How are proof of stake transactions verified?

Validators on a proof of stake blockchain must lock in their cryptocurrency to have a chance of verifying new transactions and adding new blocks to the blockchain.

Validator selection is generally influenced by stake, and some protocols also incorporate additional rules (such as validator sets, delegation, or rotation). Once a winner has been chosen, they verify a block of transactions confirmed by the rest of the network participants.

However, rewards are not only given to the winners of this selection process. Rewards are generally paid to validators (and, where applicable, delegators) based on protocol rules, and are not guaranteed. These staking rewards are directly proportional to the amount of cryptocurrency a validator has locked into the network.

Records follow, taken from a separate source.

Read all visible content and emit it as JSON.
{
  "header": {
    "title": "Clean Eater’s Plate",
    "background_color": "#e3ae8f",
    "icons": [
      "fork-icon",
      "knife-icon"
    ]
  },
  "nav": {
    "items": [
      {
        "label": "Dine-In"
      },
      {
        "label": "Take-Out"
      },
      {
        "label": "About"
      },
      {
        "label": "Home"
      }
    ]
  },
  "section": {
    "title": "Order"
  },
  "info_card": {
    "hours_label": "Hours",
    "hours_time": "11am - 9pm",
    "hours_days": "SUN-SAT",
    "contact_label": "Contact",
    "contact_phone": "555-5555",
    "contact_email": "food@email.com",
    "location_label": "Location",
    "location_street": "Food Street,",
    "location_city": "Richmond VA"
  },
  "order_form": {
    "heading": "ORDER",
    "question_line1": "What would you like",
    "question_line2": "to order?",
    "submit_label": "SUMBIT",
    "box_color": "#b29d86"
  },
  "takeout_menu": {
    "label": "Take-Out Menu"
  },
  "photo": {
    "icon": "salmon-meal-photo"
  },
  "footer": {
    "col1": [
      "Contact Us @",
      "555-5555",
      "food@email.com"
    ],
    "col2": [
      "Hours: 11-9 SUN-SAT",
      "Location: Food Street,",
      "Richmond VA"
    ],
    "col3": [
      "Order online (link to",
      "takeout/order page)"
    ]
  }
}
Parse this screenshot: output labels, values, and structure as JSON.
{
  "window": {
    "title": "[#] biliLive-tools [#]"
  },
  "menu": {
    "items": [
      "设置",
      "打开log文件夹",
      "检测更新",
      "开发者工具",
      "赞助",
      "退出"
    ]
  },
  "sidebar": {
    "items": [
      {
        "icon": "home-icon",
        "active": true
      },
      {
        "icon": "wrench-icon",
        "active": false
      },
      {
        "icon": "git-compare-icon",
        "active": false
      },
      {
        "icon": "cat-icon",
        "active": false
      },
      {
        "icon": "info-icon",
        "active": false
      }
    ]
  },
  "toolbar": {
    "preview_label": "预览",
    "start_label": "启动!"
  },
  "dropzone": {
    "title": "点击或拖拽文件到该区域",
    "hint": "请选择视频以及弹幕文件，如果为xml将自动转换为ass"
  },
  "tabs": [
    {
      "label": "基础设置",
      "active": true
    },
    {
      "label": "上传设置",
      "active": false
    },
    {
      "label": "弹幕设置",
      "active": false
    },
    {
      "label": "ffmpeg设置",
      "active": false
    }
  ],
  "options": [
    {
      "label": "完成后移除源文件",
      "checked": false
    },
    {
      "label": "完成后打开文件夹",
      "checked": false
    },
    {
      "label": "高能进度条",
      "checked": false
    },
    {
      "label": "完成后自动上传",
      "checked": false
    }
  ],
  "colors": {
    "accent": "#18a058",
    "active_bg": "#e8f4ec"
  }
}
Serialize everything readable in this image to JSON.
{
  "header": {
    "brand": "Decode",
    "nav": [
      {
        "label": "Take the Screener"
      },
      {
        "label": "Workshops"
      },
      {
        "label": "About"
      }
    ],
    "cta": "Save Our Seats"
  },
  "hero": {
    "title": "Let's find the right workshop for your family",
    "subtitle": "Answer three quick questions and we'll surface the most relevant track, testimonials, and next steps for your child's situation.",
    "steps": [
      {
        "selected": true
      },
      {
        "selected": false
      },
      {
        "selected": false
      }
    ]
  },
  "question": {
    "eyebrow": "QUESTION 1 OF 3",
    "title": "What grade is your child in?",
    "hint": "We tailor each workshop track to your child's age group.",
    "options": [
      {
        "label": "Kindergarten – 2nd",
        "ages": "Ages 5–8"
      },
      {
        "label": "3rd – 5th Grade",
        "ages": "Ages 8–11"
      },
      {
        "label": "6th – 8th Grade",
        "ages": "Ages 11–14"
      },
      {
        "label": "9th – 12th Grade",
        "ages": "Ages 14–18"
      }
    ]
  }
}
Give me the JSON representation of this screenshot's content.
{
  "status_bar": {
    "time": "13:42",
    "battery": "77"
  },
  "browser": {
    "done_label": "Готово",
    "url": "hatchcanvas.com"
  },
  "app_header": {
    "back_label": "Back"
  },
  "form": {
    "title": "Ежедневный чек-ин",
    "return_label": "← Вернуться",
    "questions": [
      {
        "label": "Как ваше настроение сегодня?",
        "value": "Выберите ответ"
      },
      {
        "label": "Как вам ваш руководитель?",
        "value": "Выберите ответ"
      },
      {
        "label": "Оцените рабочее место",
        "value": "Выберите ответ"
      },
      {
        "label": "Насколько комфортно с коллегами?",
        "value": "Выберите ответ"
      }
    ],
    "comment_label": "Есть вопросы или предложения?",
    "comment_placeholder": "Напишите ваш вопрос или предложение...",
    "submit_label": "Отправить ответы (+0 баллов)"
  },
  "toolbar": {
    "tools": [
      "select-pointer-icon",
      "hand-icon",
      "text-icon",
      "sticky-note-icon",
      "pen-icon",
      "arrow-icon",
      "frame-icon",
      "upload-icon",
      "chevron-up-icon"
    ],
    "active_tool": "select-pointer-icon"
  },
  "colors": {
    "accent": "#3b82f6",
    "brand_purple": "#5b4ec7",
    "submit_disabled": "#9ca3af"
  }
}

If validators go offline, confirm incorrect transactions, or attempt to attack the network, they are penalized and can lose their entire stake.
 

Coins that use PoS

Here are some of the top coins with their own blockchains that utilize PoS, ranked by market cap:

  • Algorand (ALGO)
  • Cardano (ADA)
  • Celo (CELO)
  • Ethereum (ETH)
  • Polkadot (DOT)
  • Solana (SOL)
  • Tezos (XTZ)
     

Advantages of PoS

Proof of stake was developed in response to some of the weaknesses of the proof of work mechanism. The following are some of its main advantages:

  • PoS is much more energy-efficient than PoW.
  • Users who stake cryptocurrency may earn staking rewards, but reward rates vary and are not guaranteed.
  • PoS has a lower barrier to entry than PoW, as it doesn’t require expensive hardware to participate.
  • Some PoS networks can support faster block times or different scaling designs than PoW networks, but throughput depends on the specific protocol and network implementation.
     

Disadvantages of PoS

Proof of stake is not without several disadvantages. Some of these include:

  • PoS can be susceptible to centralization and monopolies over time, as larger stakeholders gain more control over the network.
  • Proof of stake and proof of work use different security models. Security depends on decentralisation, economic incentives, and protocol design rather than a simple “more or less secure” ranking.
  • PoS is newer than PoW and has a shorter operating history across major public blockchain networks.